Schon wieder, könnte man in seinem Fall beinahe sagen.

Seit der Pleite bei der Bundestagswahl im vergangenen Herbst hat der SPD-Vorsitzende kaum eine ruhige Woche erlebt, im Grunde genommen stand er ständig mit dem Rücken zur Wand. Wären all die düsteren Voraussagen eingetreten, dürfte Schulz längst nicht mehr auf seinem Posten sein. Aber er ist immer noch Parteichef.

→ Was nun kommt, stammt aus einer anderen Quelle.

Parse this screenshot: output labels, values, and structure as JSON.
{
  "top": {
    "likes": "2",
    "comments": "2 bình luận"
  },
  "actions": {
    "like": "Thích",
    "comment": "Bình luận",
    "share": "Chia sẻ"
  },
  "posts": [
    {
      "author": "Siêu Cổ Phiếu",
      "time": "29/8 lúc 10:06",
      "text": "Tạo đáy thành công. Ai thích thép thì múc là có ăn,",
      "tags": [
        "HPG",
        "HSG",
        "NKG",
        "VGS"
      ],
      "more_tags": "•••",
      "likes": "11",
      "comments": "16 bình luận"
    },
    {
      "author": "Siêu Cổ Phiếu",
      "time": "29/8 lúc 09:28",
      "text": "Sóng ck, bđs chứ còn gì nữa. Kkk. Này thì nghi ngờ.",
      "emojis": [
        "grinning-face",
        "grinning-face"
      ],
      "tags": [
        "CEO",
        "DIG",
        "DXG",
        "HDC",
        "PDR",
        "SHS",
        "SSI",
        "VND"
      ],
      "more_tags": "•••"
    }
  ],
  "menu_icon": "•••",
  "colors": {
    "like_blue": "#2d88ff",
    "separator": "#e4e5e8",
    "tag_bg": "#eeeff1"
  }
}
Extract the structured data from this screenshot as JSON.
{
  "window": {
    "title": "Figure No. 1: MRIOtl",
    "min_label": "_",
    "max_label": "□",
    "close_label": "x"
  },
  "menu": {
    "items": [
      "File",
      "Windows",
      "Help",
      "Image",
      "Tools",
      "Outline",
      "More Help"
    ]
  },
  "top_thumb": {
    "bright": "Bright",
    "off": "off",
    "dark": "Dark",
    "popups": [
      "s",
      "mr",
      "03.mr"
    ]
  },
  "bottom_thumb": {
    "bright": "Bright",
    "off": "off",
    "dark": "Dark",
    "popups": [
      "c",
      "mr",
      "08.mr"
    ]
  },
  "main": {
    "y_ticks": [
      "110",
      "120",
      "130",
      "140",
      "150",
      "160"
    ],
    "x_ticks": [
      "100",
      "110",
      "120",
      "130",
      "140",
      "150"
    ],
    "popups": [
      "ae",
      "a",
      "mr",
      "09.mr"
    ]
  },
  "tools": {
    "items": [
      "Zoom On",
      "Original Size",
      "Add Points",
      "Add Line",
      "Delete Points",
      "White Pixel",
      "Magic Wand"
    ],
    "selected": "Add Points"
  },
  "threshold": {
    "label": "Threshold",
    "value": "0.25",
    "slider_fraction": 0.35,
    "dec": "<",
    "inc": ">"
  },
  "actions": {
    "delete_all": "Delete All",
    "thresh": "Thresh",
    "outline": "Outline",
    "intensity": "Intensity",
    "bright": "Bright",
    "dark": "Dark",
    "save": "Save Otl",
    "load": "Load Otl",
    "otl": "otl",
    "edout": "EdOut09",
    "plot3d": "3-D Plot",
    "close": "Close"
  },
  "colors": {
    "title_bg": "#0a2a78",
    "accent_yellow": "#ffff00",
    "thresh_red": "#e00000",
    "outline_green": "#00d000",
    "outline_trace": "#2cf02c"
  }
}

Also los in die nächste Schlacht. Die findet zwar erst am kommenden Sonntag statt, wenn die Delegierten des SPD-Bundesparteitags in Bonn darüber entscheiden, ob man mit der Union in Koalitionsverhandlungen eintritt oder nicht. Aber um dabei erfolgreich zu sein, muss Schulz am besten jede Minute bis dahin nutzen.

Sollten die Delegierten nicht dem Votum des SPD-Vorstands folgen, der sich nach dem Ende der Sondierungen für die Aufnahme von Koalitionsverhandlungen ausgesprochen hat, wäre nicht nur die Neuauflage der Großen Koalition geplatzt - Schulz wäre wohl tatsächlich die längste Zeit Parteichef gewesen.

Es geht um die Zukunft der gesamten SPD-Spitze

Aber nicht nur der Vorsitzende steht indirekt zur Disposition, wenn die Delegierten in einer Woche im World Conference Center am Rhein zusammenkommen, sondern mit ihm gleich die komplette Führungsriege der SPD. Das ist die gute Nachricht für den Parteivorsitzenden: Diesmal kämpft er nicht allein.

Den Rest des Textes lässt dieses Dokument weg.